ABTA is warning holidaymakers about the dangers of travelling overseas without travel insurance as new research reveals that 22% of people now travel abroad uninsured.

Alarmingly, the number of people who stated that they had taken an overseas trip without travel insurance in 2014 has risen from 19% in 2013 - a worrying trend driven by younger travellers with more than a third (35%) of 16-24 year olds and 36% of 25-34 year olds saying that didn’t take out insurance.

The association found that younger people are significantly more likely to risk travelling overseas without insurance, with 19% of 16-24 year olds and 23% of 25-34 year olds believing that the Government will pay for their treatment. Other reasons for not taking out insurance included relying on the European Health Insurance Card (EHIC), simply not wanting to spend money on insurance and the cost of taking out travel insurance. With comprehensive annual policies available from £60 and the potential for medical costs to run into thousands of pounds, the association says that this is very much a false economy.

Since regulations around the sale of travel insurance as an ancillary product were introduced by the previous Government in 2007, ABTA research has demonstrated that consumer take-up of insurance has declined markedly and there is no evidence that consumers have benefited from increased regulation.

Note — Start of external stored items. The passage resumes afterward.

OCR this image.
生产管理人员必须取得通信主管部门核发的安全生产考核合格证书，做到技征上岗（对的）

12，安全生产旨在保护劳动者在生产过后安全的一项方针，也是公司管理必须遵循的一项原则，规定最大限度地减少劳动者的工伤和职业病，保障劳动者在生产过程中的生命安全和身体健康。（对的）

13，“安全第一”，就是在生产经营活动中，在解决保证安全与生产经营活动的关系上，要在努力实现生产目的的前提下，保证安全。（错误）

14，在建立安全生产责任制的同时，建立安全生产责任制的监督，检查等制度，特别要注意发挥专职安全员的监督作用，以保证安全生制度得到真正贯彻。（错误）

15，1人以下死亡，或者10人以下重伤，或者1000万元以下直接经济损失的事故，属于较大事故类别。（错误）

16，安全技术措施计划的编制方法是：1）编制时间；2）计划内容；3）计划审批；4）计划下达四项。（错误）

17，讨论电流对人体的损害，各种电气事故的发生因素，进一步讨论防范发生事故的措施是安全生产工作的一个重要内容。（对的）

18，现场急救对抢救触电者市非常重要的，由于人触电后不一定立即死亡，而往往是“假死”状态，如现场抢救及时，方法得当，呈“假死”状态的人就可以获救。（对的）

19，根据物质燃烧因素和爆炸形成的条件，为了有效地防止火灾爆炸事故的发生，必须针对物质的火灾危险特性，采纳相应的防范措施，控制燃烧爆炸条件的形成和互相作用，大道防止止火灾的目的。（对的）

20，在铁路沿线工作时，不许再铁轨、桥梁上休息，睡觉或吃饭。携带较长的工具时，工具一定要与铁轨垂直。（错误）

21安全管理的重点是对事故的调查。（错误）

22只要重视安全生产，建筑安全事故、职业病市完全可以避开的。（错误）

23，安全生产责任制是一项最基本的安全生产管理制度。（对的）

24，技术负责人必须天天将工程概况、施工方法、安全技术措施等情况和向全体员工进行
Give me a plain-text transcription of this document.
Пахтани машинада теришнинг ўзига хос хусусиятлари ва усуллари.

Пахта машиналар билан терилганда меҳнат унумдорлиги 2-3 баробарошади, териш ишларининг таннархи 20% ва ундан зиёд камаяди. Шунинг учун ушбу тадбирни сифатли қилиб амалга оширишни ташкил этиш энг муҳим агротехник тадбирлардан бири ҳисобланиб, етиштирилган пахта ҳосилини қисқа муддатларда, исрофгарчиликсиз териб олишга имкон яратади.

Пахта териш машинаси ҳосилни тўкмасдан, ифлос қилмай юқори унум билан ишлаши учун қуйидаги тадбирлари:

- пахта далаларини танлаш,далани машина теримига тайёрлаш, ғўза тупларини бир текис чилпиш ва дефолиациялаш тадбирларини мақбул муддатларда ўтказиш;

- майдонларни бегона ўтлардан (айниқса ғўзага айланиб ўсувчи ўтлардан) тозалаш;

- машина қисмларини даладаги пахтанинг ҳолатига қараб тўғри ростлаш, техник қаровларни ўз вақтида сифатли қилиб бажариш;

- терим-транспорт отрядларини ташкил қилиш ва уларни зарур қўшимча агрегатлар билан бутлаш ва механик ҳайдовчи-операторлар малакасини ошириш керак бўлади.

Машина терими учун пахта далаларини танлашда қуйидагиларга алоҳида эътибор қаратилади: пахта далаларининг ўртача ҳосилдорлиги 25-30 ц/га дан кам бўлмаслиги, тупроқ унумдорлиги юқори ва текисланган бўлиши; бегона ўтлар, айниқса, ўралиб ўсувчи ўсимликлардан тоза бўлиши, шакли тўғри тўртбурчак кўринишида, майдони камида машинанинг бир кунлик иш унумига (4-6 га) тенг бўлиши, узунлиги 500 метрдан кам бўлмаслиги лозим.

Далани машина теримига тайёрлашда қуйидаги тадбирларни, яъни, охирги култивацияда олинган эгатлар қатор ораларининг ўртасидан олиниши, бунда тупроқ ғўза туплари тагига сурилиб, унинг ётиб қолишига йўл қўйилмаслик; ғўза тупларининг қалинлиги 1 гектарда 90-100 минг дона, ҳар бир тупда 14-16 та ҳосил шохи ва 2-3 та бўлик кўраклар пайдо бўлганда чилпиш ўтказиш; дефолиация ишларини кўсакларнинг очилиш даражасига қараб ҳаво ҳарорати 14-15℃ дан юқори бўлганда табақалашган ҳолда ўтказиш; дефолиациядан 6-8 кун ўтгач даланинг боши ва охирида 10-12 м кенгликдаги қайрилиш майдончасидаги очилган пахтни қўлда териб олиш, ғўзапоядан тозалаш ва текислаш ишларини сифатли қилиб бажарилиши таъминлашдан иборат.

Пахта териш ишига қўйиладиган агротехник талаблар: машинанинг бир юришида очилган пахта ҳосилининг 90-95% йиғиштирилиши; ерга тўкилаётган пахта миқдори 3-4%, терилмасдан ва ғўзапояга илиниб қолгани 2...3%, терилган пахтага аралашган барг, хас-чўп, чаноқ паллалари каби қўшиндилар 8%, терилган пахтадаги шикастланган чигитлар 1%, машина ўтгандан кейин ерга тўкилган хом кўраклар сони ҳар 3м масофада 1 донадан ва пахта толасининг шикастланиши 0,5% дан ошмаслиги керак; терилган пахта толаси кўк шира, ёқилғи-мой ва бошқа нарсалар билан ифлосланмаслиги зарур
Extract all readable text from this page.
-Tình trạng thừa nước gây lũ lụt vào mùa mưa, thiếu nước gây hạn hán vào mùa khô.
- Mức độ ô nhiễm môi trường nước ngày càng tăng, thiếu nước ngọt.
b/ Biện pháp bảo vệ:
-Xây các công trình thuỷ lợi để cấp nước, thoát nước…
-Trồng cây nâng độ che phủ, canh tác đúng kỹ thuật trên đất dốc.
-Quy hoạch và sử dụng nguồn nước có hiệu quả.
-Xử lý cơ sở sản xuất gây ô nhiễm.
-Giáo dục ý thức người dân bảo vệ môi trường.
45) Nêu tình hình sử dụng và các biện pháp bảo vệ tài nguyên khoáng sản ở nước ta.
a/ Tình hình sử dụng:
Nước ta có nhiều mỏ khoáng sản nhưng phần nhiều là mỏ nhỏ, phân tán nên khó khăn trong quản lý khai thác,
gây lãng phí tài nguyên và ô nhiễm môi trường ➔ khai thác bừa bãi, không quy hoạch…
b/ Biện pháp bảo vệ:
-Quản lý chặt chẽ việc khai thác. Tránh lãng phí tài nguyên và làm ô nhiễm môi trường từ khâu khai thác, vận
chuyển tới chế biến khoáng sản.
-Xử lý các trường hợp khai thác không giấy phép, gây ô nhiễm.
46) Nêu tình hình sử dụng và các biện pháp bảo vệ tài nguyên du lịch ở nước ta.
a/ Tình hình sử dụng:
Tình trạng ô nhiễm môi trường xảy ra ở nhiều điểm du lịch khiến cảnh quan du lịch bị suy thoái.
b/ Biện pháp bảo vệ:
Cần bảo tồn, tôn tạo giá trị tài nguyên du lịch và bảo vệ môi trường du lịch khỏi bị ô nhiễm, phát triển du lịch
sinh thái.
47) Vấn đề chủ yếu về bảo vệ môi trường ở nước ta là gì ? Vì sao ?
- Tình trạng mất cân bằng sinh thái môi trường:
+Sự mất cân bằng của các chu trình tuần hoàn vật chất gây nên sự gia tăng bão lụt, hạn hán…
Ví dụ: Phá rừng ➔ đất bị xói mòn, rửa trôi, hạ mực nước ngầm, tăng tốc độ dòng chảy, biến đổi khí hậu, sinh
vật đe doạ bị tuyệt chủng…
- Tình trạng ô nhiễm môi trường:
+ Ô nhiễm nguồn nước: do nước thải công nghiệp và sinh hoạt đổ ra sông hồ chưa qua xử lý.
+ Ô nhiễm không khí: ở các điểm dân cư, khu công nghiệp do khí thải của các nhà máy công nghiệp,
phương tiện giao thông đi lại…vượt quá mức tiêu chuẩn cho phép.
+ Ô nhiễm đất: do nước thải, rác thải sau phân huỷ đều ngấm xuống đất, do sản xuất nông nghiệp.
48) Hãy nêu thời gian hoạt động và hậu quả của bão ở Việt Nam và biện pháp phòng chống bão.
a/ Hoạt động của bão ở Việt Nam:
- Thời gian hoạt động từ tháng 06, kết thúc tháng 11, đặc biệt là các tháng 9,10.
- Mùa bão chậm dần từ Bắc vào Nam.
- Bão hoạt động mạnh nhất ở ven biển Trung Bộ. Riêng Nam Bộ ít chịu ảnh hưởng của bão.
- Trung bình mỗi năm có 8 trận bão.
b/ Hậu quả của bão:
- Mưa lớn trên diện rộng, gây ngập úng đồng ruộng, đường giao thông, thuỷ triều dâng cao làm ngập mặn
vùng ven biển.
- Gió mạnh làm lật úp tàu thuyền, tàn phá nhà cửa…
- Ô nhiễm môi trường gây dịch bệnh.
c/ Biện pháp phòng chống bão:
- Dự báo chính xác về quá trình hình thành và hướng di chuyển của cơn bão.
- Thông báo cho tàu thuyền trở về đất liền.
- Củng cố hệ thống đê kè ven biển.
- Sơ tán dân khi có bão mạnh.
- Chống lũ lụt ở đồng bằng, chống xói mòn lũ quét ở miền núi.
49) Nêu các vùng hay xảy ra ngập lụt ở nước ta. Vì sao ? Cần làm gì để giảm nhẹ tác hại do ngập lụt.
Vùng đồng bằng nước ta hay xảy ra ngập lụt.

As such, the association continues to argue for the relaxation of the regulations and is asking the Government to review its position. It also recently submitted a consultation response to the Treasury calling for the regulation to be repealed and continues to work with the Tourism Minister, her officials and the Financial Conduct Authority, as the industry regulator, to examine ways in which the burdens placed on the industry when selling insurance could be reduced so that insurance is more readily available at the point of sale.

Mark Tanzer, the association's chief executive, said: “It is a worrying trend that we are seeing an increase in the number of people travelling overseas uninsured. Younger travellers are driving this increase through a mixture of misunderstandings and a desire to save money. ABTA and its members have expressed concerns that the regulations mean fewer travel businesses are selling insurance at the point of sale, and ultimately this appears to have resulted in fewer holidaymakers taking out the appropriate insurance. We will continue to make our members’ views clear to Government. In the meantime, we urge members to familiarise themselves with their rights and responsibilities in informing customers about travel insurance.”